Es geht Ihnen hier ja auch gar nicht um Details von Fachpolitik. Es geht um die entscheidende Frage, ob Europa unabhängig von Autokraten bleibt und den Weg der Wettbewerbs- und Zukunftsfähigkeit weitergeht.
Statt auf demokratische Mehrheiten zu bauen, fällt die Bundesregierung der EU-Präsidentin Ursula von der Leyen kontinuierlich in den Rücken. Sie gefährdet damit auch den europäischen Zusammenhalt und die Zukunft unseres Kontinents.
Anstatt solidarisch zu sein, rollt die Bundesregierung lieber der fossilen Lobby und den Superreichen den roten Teppich aus. Sie handeln auf dem Rücken der Menschen kleiner Inselstaaten im Pazifik, wo die Unwetter mit jedem Jahr heftiger werden,
und Sie tun es auf dem Rücken derjenigen in unserem Land, die am allermeisten unserer Unterstützung bedürfen.
Der deutsche Plan für den Europäischen Klima-Sozialfonds hat inzwischen Monate Verspätung. Mit diesen Milliarden Euro könnte die Bundesregierung gerechte Klimapolitik unterstützen, aber Sie setzen lieber andere Prioritäten.

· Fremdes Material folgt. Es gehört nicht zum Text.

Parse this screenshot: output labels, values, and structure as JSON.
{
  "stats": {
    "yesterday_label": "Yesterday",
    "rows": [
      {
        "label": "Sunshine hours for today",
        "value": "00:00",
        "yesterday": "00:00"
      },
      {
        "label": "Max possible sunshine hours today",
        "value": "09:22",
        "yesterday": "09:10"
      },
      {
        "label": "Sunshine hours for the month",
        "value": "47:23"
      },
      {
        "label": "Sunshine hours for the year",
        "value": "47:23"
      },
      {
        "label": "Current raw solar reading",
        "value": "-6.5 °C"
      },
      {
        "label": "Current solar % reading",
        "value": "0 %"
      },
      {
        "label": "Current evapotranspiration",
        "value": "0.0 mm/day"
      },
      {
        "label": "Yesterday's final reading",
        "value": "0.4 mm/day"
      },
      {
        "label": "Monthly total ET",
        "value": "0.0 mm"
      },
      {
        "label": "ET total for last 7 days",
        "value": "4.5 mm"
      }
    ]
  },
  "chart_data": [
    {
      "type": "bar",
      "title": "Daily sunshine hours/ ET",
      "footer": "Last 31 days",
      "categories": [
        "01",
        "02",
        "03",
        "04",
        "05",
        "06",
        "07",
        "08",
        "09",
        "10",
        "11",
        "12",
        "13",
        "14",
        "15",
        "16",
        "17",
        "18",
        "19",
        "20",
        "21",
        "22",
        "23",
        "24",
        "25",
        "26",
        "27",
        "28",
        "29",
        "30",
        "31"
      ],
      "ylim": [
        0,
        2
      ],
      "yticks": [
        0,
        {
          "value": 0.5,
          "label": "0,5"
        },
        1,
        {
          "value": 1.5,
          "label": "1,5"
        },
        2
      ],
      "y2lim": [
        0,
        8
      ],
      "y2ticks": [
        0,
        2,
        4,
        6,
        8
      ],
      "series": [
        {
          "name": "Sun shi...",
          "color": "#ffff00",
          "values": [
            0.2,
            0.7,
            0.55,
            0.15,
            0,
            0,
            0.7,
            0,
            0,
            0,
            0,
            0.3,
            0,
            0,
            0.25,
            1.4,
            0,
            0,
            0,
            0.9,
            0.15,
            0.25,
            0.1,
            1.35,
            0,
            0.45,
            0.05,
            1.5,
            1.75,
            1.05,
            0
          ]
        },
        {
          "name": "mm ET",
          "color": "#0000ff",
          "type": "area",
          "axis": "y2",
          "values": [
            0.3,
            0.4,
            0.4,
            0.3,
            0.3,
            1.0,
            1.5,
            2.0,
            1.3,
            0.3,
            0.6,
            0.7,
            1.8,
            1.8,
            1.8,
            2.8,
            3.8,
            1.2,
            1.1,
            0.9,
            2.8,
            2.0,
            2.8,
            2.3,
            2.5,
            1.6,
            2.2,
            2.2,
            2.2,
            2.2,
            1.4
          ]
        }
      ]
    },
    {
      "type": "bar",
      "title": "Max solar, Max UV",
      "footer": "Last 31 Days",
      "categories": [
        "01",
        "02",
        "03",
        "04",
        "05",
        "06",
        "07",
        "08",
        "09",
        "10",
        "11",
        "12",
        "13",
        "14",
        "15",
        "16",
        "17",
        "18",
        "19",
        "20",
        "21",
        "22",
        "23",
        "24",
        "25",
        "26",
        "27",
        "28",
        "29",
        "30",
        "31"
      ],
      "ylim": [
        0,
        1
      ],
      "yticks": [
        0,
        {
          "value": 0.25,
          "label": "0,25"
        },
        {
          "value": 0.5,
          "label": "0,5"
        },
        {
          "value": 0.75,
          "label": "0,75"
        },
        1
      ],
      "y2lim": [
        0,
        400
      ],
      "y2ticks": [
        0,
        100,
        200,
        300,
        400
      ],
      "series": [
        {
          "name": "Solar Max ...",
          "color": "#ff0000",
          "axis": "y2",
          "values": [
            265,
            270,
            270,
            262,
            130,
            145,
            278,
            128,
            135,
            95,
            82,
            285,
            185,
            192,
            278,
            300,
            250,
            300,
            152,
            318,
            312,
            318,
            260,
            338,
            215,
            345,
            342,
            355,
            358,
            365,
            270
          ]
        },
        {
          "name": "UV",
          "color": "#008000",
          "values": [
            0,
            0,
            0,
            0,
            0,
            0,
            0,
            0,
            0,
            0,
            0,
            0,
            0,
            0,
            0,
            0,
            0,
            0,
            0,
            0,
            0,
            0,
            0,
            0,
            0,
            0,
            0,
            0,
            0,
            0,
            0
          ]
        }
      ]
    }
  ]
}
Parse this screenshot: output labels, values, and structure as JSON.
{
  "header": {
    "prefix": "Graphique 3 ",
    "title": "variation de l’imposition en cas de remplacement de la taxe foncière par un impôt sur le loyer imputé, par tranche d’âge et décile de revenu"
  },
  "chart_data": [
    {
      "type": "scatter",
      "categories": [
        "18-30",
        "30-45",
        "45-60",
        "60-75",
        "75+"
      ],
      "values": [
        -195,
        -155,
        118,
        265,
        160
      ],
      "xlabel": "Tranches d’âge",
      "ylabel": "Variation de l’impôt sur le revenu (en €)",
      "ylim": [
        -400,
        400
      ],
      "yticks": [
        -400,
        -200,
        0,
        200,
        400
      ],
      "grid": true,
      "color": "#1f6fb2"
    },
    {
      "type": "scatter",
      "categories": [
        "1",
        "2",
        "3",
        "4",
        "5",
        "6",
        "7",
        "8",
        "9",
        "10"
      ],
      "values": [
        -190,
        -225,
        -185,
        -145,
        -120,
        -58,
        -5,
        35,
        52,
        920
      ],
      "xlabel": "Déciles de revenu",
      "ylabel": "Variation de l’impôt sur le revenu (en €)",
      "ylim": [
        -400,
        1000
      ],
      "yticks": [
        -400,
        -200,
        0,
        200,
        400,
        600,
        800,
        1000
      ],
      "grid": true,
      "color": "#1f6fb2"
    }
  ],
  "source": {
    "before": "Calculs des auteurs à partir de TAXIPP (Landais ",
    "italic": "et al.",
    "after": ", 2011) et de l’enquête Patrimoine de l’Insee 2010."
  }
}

Das ist ungerecht, das ist unfair, aber das ist auch änderbar. Ich frage mich wirklich: Wo sind beim Thema Klimaschutz eigentlich die jungen Abgeordneten der Union, die Generationengerechtigkeit fordern? Wo sind sie denn?
Die Politik hat es in der Hand, diejenigen in die Pflicht zu nehmen, die die Klimakrise am meisten anheizen: die fossilen Konzerne, die Rekordgewinne mit ihren dreckigen Geschäften mit Öl und Gas einfahren, und die Superreichen, deren Lebensstil oftmals massiv klimaschädigend ist. Hier muss Politik klare Regeln setzen.
Wir Grüne wollen, dass Luxusflüge extra kosten, denn Privatjets und Flüge in der ersten Klasse belasten das Klima besonders stark. Das nennt sich Verursacherprinzip.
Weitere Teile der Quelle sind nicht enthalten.